When Ross learns who David is, he resumes his old routine of bullying him to make himself feel better. Ross drops his mild-mannered, pushover attitude and begins taking charge in his classroom and home. David's son begins bullying Ross' son, but after a discussion, they become friends. Ross' intimidation tactics cause David to become paranoid, which unnerves another teacher named Clark, who thinks David is on crack. When David brings Ross' actions to Principal Kokelar after a recent pranking, the principal sides with Ross due to his seniority at the school and reveals that he has gotten some complaints from Clark about David. He warns David that if he can't straighten up his act, he will get another teacher to cover for him for the remainder of the semester.
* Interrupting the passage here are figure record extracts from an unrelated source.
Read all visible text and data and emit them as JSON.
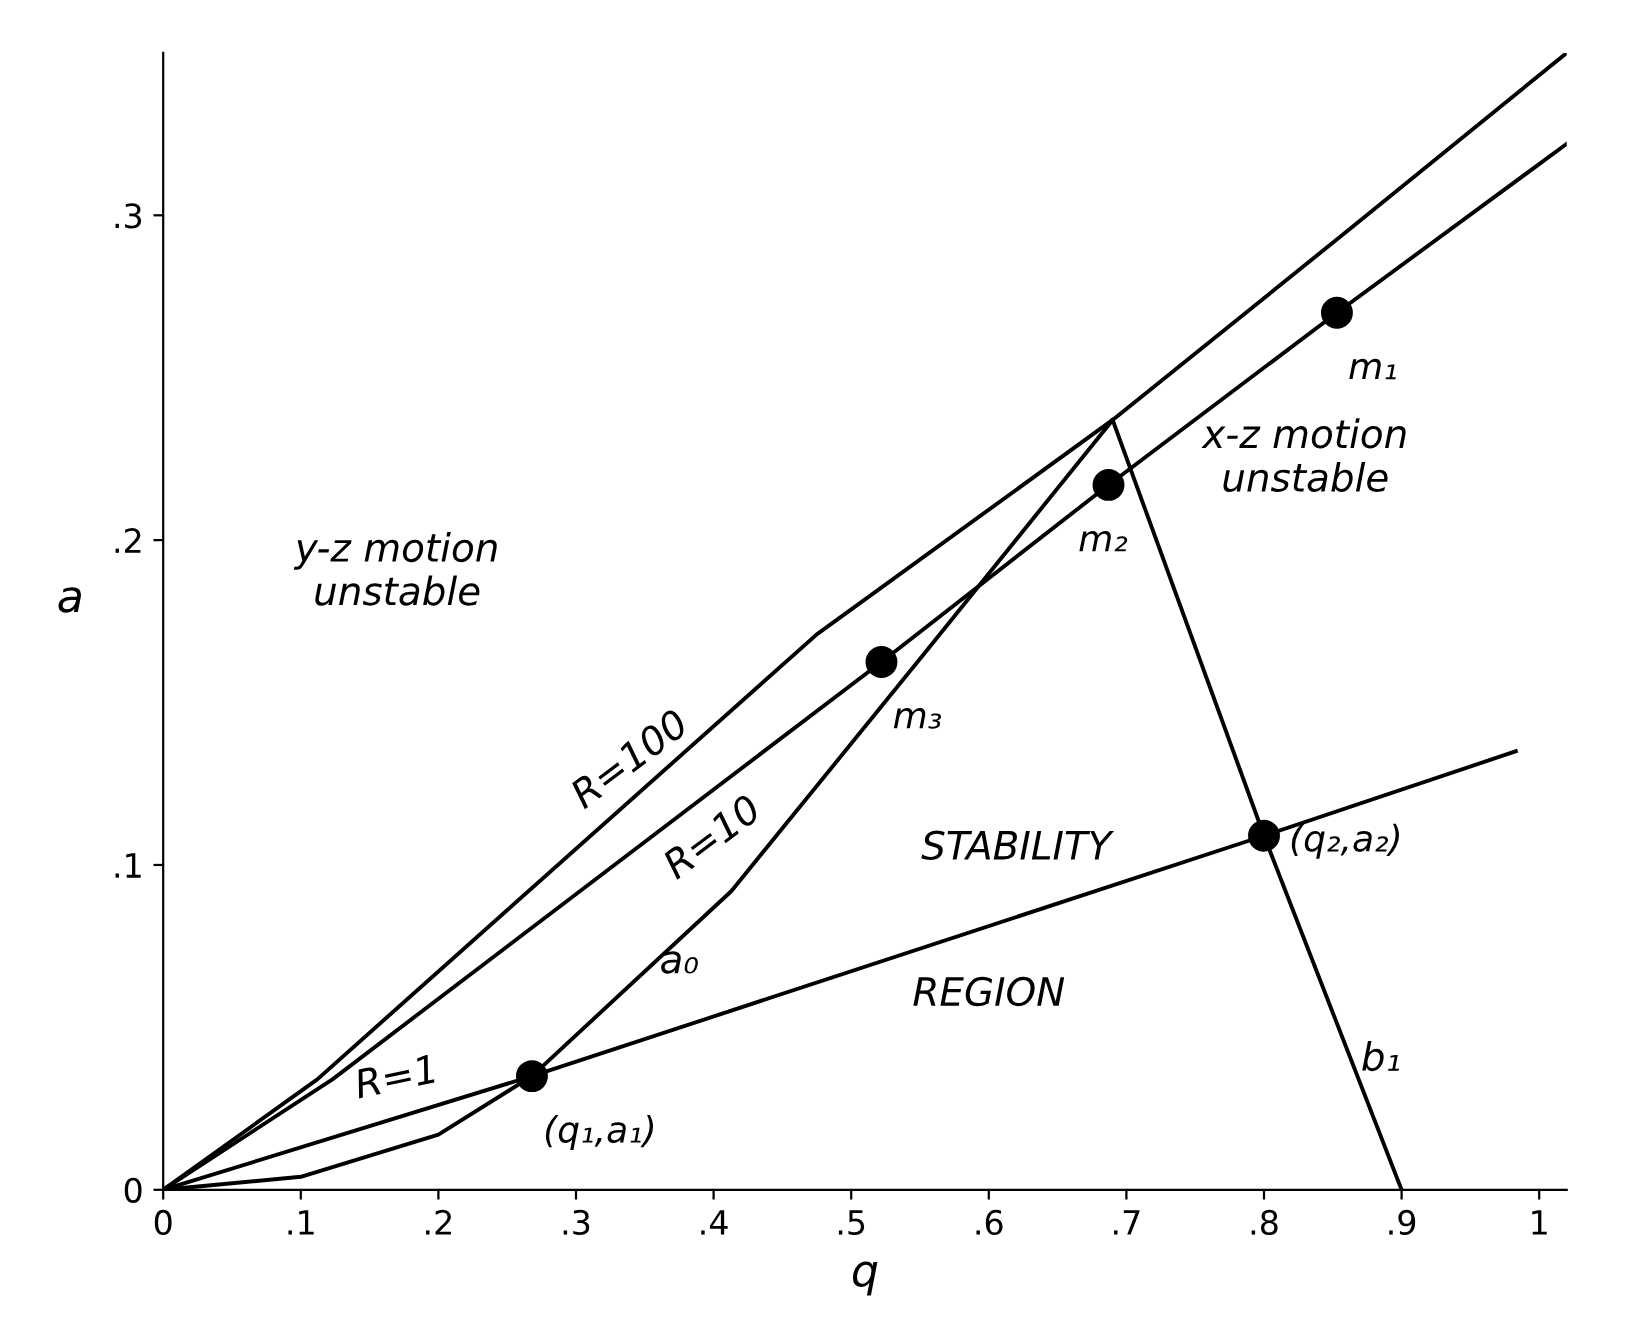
{
  "chart_data": {
    "type": "line",
    "xlabel": "q",
    "ylabel": "a",
    "xlim": [
      0,
      1.02
    ],
    "ylim": [
      0,
      0.35
    ],
    "xticks": [
      {
        "value": 0,
        "label": "0"
      },
      {
        "value": 0.1,
        "label": ".1"
      },
      {
        "value": 0.2,
        "label": ".2"
      },
      {
        "value": 0.3,
        "label": ".3"
      },
      {
        "value": 0.4,
        "label": ".4"
      },
      {
        "value": 0.5,
        "label": ".5"
      },
      {
        "value": 0.6,
        "label": ".6"
      },
      {
        "value": 0.7,
        "label": ".7"
      },
      {
        "value": 0.8,
        "label": ".8"
      },
      {
        "value": 0.9,
        "label": ".9"
      },
      {
        "value": 1,
        "label": "1"
      }
    ],
    "yticks": [
      {
        "value": 0,
        "label": "0"
      },
      {
        "value": 0.1,
        "label": ".1"
      },
      {
        "value": 0.2,
        "label": ".2"
      },
      {
        "value": 0.3,
        "label": ".3"
      }
    ],
    "grid": false,
    "line_style": "solid",
    "series": [
      {
        "color": "#000000",
        "x": [
          0,
          0.112,
          0.475,
          0.69,
          0.863,
          1.02
        ],
        "values": [
          0,
          0.034,
          0.171,
          0.237,
          0.296,
          0.35
        ]
      },
      {
        "color": "#000000",
        "x": [
          0,
          0.123,
          0.522,
          0.687,
          0.853,
          1.02
        ],
        "values": [
          0,
          0.034,
          0.1625,
          0.217,
          0.27,
          0.322
        ]
      },
      {
        "color": "#000000",
        "x": [
          0,
          0.268,
          0.8,
          0.983
        ],
        "values": [
          0,
          0.035,
          0.109,
          0.135
        ]
      },
      {
        "color": "#000000",
        "x": [
          0,
          0.1,
          0.2,
          0.268,
          0.413,
          0.553,
          0.69
        ],
        "values": [
          0,
          0.004,
          0.017,
          0.035,
          0.092,
          0.165,
          0.237
        ]
      },
      {
        "color": "#000000",
        "x": [
          0.69,
          0.8,
          0.9
        ],
        "values": [
          0.237,
          0.109,
          0
        ]
      },
      {
        "type": "scatter",
        "marker": "circle",
        "color": "#000000",
        "x": [
          0.853,
          0.687,
          0.522,
          0.268,
          0.8
        ],
        "values": [
          0.27,
          0.217,
          0.1625,
          0.035,
          0.109
        ]
      }
    ],
    "annotations": [
      {
        "text": "m₁",
        "x": 0.853,
        "y": 0.27
      },
      {
        "text": "m₂",
        "x": 0.687,
        "y": 0.217
      },
      {
        "text": "m₃",
        "x": 0.522,
        "y": 0.1625
      },
      {
        "text": "(q₁,a₁)",
        "x": 0.268,
        "y": 0.035
      },
      {
        "text": "(q₂,a₂)",
        "x": 0.8,
        "y": 0.109
      },
      "R=100",
      "R=10",
      "R=1",
      "a₀",
      "b₁",
      "STABILITY",
      "REGION",
      "y-z motion\nunstable",
      "x-z motion\nunstable"
    ]
  }
}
Later that night, David and Ross meet at the old see-saw, where Ross reaffirms that David has never stood up for himself, while David admits snitching to get Ross put in Juvenile hall. After a game of cat-and-mouse in the school after hours, David flees to his old childhood hiding place in a cave. Ross chases him onto a waterfall and tells David that he always thought of him as a friend, before attacking him. David hits Ross with a piece of driftwood causing him to fall into the river. Fearing that he has killed his enemy, David tries to turn himself over to the police, only to find that the cops are out. Ulf drives David to his home while he tries to find Ross' body. After a talk with Art, David attempts to go to sleep only to be ambushed by Ross. The two men fight once again until Kirby and Ben come in and reveal that they've made up and encourage their fathers to do the same. Ross reveals he stole the moon rock because he wanted to be an astronaut. It is also shown that during their recent fight, Ross' "fang" was chipped. They finally patch things up.
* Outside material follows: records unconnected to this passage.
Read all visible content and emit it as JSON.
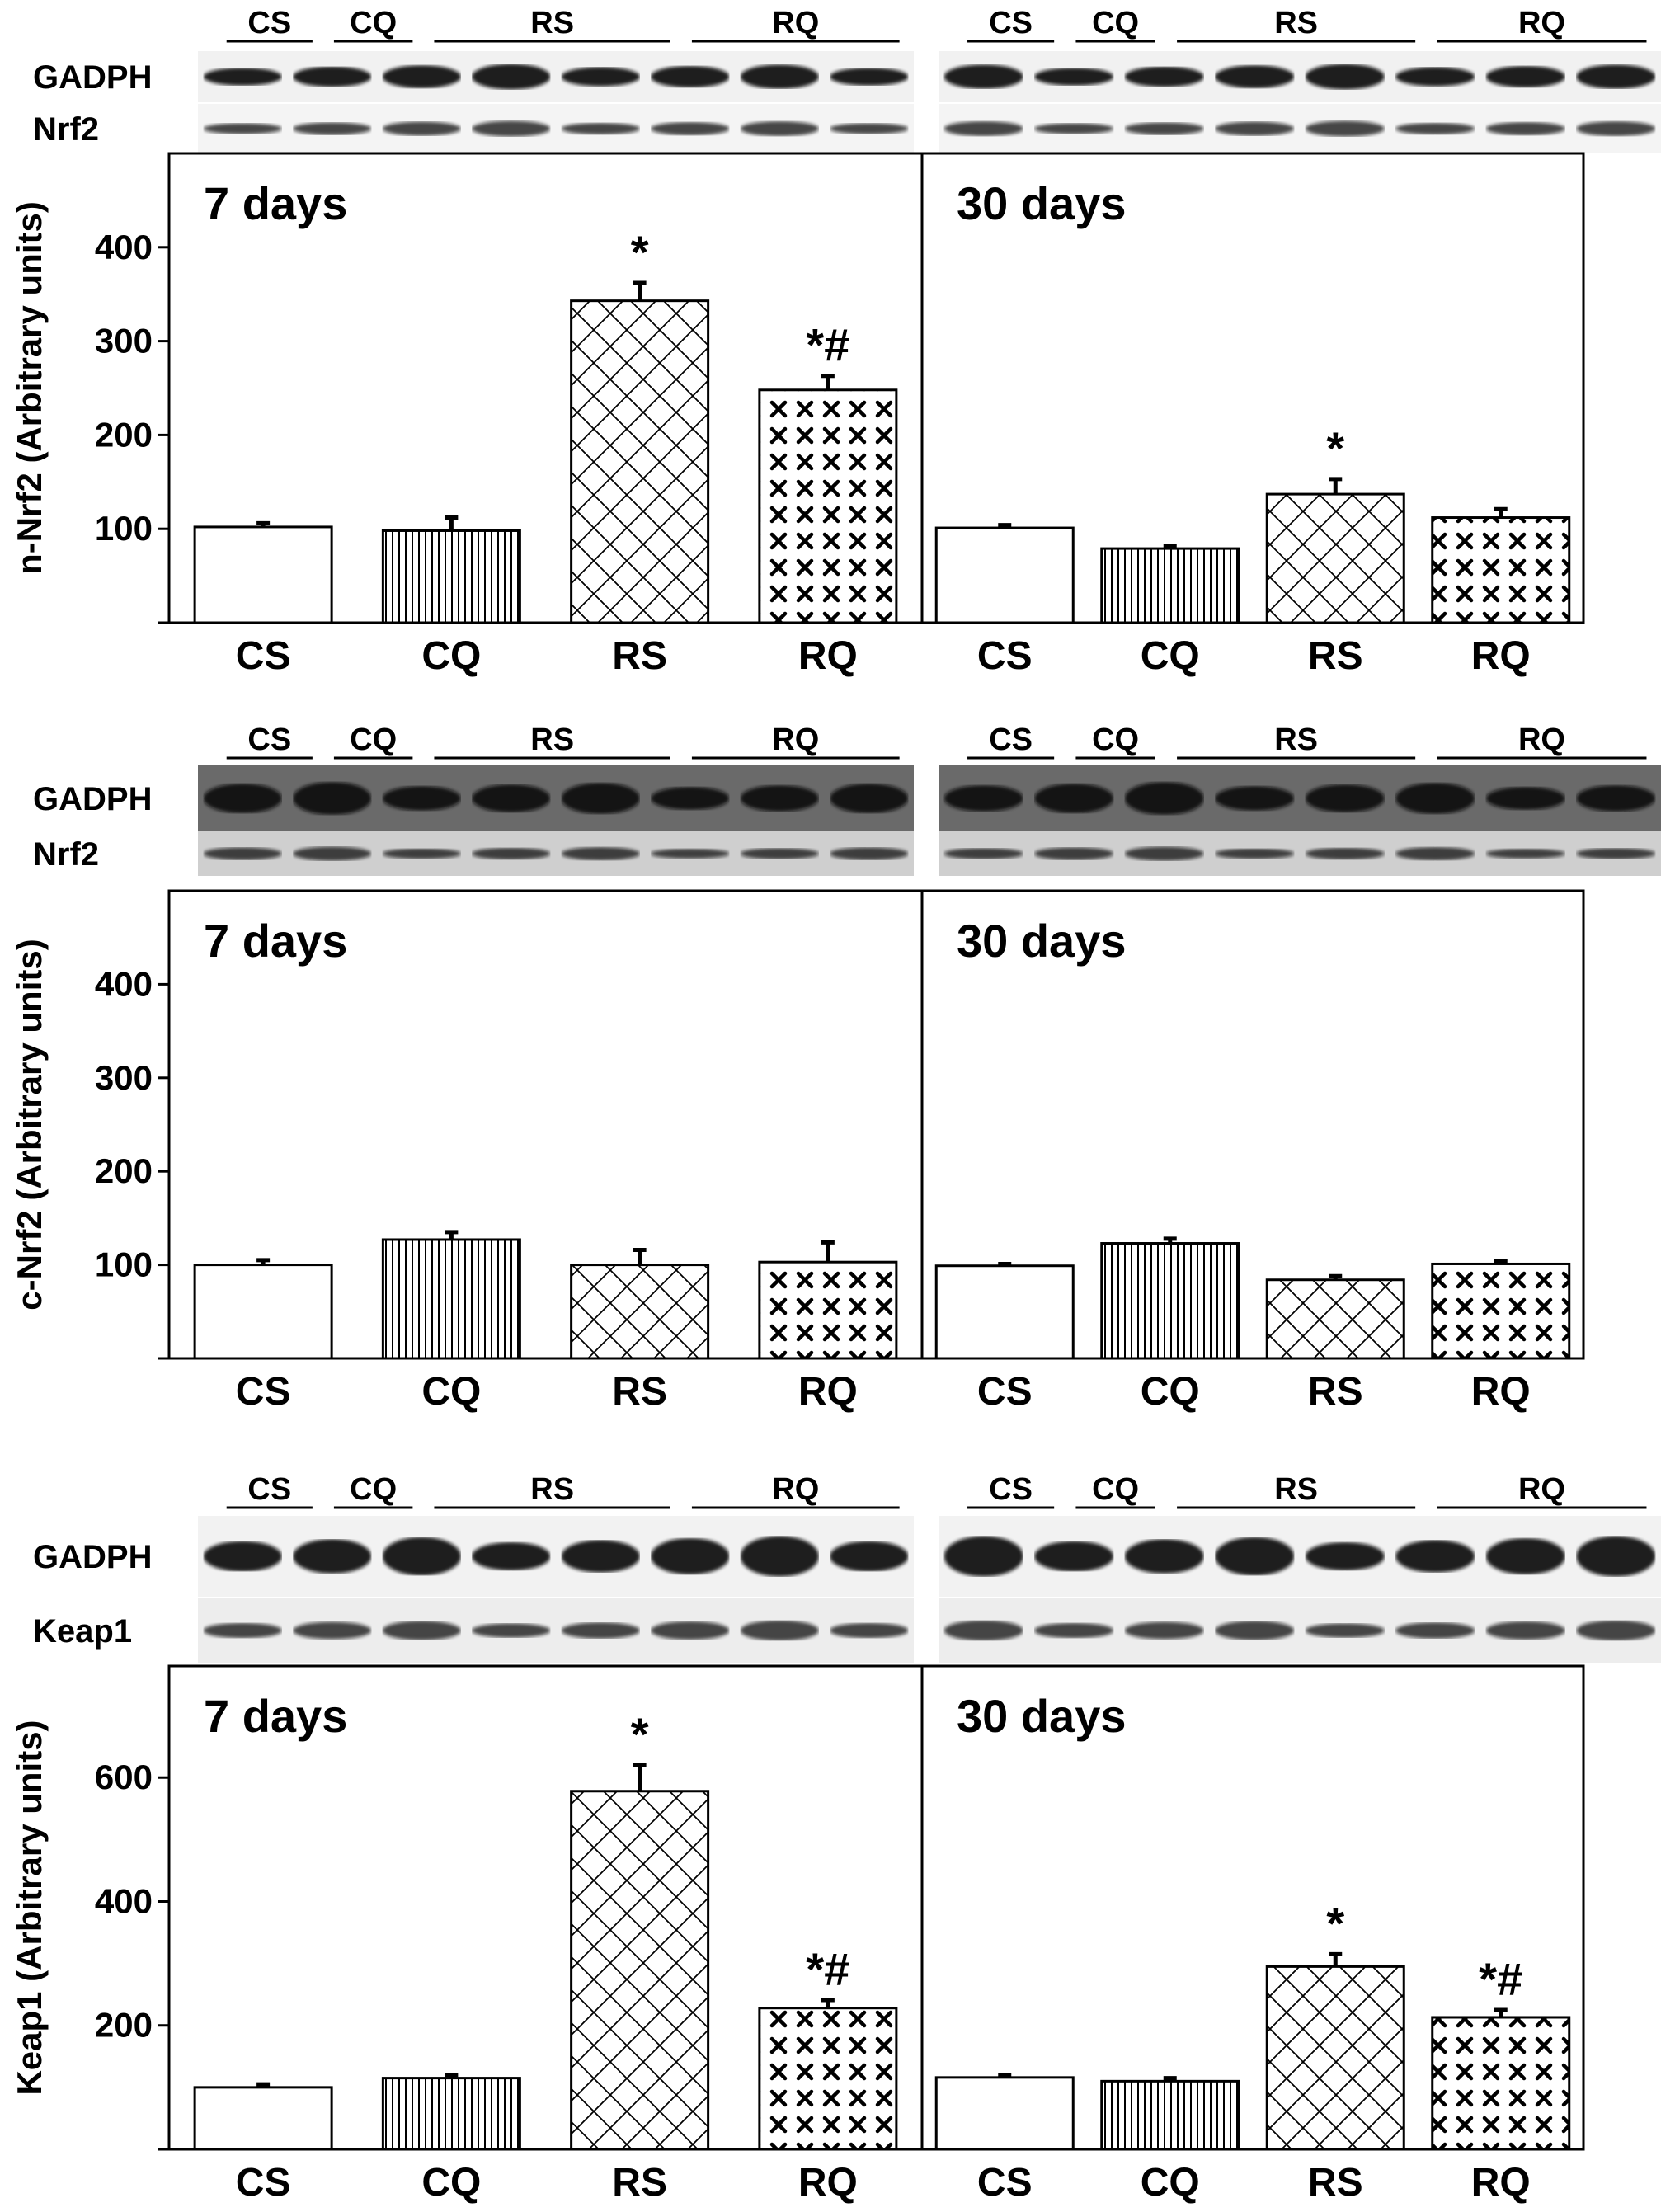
{
  "blot_lane_groups": [
    "CS",
    "CQ",
    "RS",
    "RQ"
  ],
  "figure_panels": [
    {
      "id": "n-nrf2",
      "blot_labels": [
        "GADPH",
        "Nrf2"
      ],
      "chart_data": [
        {
          "type": "bar",
          "title": "7 days",
          "ylabel": "n-Nrf2 (Arbitrary units)",
          "categories": [
            "CS",
            "CQ",
            "RS",
            "RQ"
          ],
          "values": [
            102,
            98,
            343,
            248
          ],
          "errors": [
            4,
            14,
            19,
            15
          ],
          "significance": [
            "",
            "",
            "*",
            "*#"
          ],
          "yticks": [
            100,
            200,
            300,
            400
          ],
          "ylim": [
            0,
            500
          ]
        },
        {
          "type": "bar",
          "title": "30 days",
          "ylabel": "",
          "categories": [
            "CS",
            "CQ",
            "RS",
            "RQ"
          ],
          "values": [
            101,
            79,
            137,
            112
          ],
          "errors": [
            3,
            3,
            16,
            9
          ],
          "significance": [
            "",
            "",
            "*",
            ""
          ],
          "yticks": [],
          "ylim": [
            0,
            500
          ]
        }
      ]
    },
    {
      "id": "c-nrf2",
      "blot_labels": [
        "GADPH",
        "Nrf2"
      ],
      "chart_data": [
        {
          "type": "bar",
          "title": "7 days",
          "ylabel": "c-Nrf2 (Arbitrary units)",
          "categories": [
            "CS",
            "CQ",
            "RS",
            "RQ"
          ],
          "values": [
            100,
            127,
            100,
            103
          ],
          "errors": [
            5,
            8,
            16,
            21
          ],
          "significance": [
            "",
            "",
            "",
            ""
          ],
          "yticks": [
            100,
            200,
            300,
            400
          ],
          "ylim": [
            0,
            500
          ]
        },
        {
          "type": "bar",
          "title": "30 days",
          "ylabel": "",
          "categories": [
            "CS",
            "CQ",
            "RS",
            "RQ"
          ],
          "values": [
            99,
            123,
            84,
            101
          ],
          "errors": [
            2,
            5,
            4,
            3
          ],
          "significance": [
            "",
            "",
            "",
            ""
          ],
          "yticks": [],
          "ylim": [
            0,
            500
          ]
        }
      ]
    },
    {
      "id": "keap1",
      "blot_labels": [
        "GADPH",
        "Keap1"
      ],
      "chart_data": [
        {
          "type": "bar",
          "title": "7 days",
          "ylabel": "Keap1 (Arbitrary units)",
          "categories": [
            "CS",
            "CQ",
            "RS",
            "RQ"
          ],
          "values": [
            100,
            115,
            578,
            228
          ],
          "errors": [
            5,
            5,
            42,
            13
          ],
          "significance": [
            "",
            "",
            "*",
            "*#"
          ],
          "yticks": [
            200,
            400,
            600
          ],
          "ylim": [
            0,
            780
          ]
        },
        {
          "type": "bar",
          "title": "30 days",
          "ylabel": "",
          "categories": [
            "CS",
            "CQ",
            "RS",
            "RQ"
          ],
          "values": [
            116,
            110,
            295,
            213
          ],
          "errors": [
            4,
            5,
            20,
            12
          ],
          "significance": [
            "",
            "",
            "*",
            "*#"
          ],
          "yticks": [],
          "ylim": [
            0,
            780
          ]
        }
      ]
    }
  ],
  "palette": {
    "ink": "#000000",
    "background": "#ffffff",
    "blot_light": "#e2e2e2",
    "blot_dark": "#5e5e5e",
    "band": "#111111"
  },
  "bar_patterns": [
    "blank",
    "vertical-lines",
    "crosshatch",
    "x-marks"
  ]
}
After finishing the semester and with nothing left for him in Hastings, Minnesota, David begins to pack up to move to New York. He has Victoria return Green Eggs and Ham to the school library for him. Ross arrives and has a goodbye present for David: an Evel Knievel action figure identical to the one David had as a child before Ross threw it into a river. David invites them to visit, and the changed family leaves. Ross hooks up his mobile home to his truck, and follows David, telling his family they have been "invited" to come to New York and that's why they call it a "mobile home."

==Production==
In October 1992, the first 29 pages of the Mark Steven Johnson spec script Big Bullies were sold to Warner Bros. Pictures, described as The War of the Roses in a corporate office with the story originally following a young television executive whose bully from grade school is hired by the network boss to step up inner office competition.
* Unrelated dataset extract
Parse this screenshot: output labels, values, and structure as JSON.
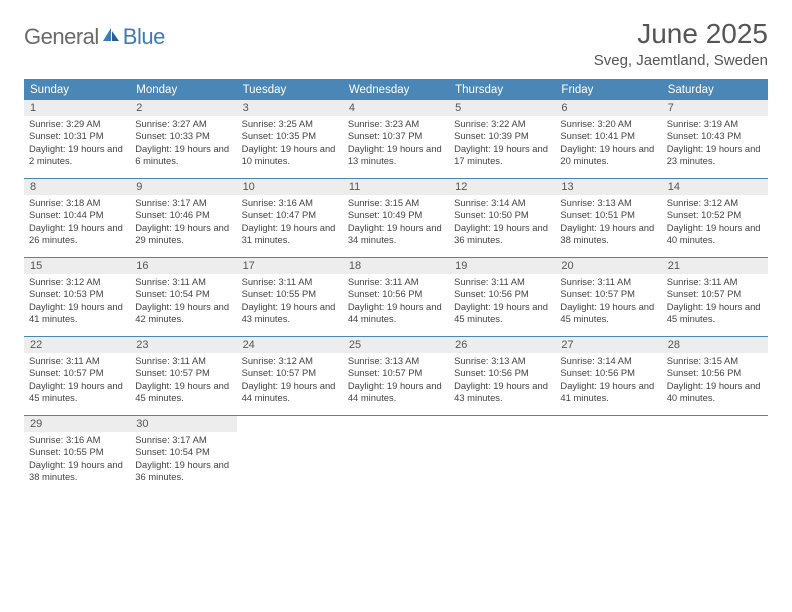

In January 1993, it was announced the script, now titled Big Bully, had been acquired by Warner Bros. for Lee Rich Productions. In April 1995, Morgan Creek Entertainment announced the film had begun production starting in February with Tom Arnold and Rick Moranis for the leads. In July of that year, it was reported that Arnold had taken a day off from his The Stupids to perform a day's worth of reshoots on Big Bully.

==Reception==
The film was a box-office bomb, grossing only $2,042,530 from an estimated $15 million budget.

The film was a critical failure, with a 0% rating on Rotten Tomatoes based on reviews from 8 critics.
Lisa Schwarzbaum of Entertainment Weekly gave the film a grade of C and wrote: "within its genre (i.e., corny dum-dum comedies ostensibly appealing to young boys but actually appealing to their 35-year-old movie-exec dads nostalgic for their childhoods), [the film] is not a big stinker. There are a few satisfyingly funny lines of dialogue, and there are two sly throwaway appearances."

Audiences surveyed by CinemaScore gave the film a grade of "C" on a scale of A+ to F.

Arnold tied with Pauly Shore for a 1996 Razzie Award in part for his role in Big Bully as well as for Carpool and The Stupids. He also "won" Worst Actor for the same movies at the 1996 Stinkers Bad Movie Awards; said movies were also dishonourable mentions for Worst Picture.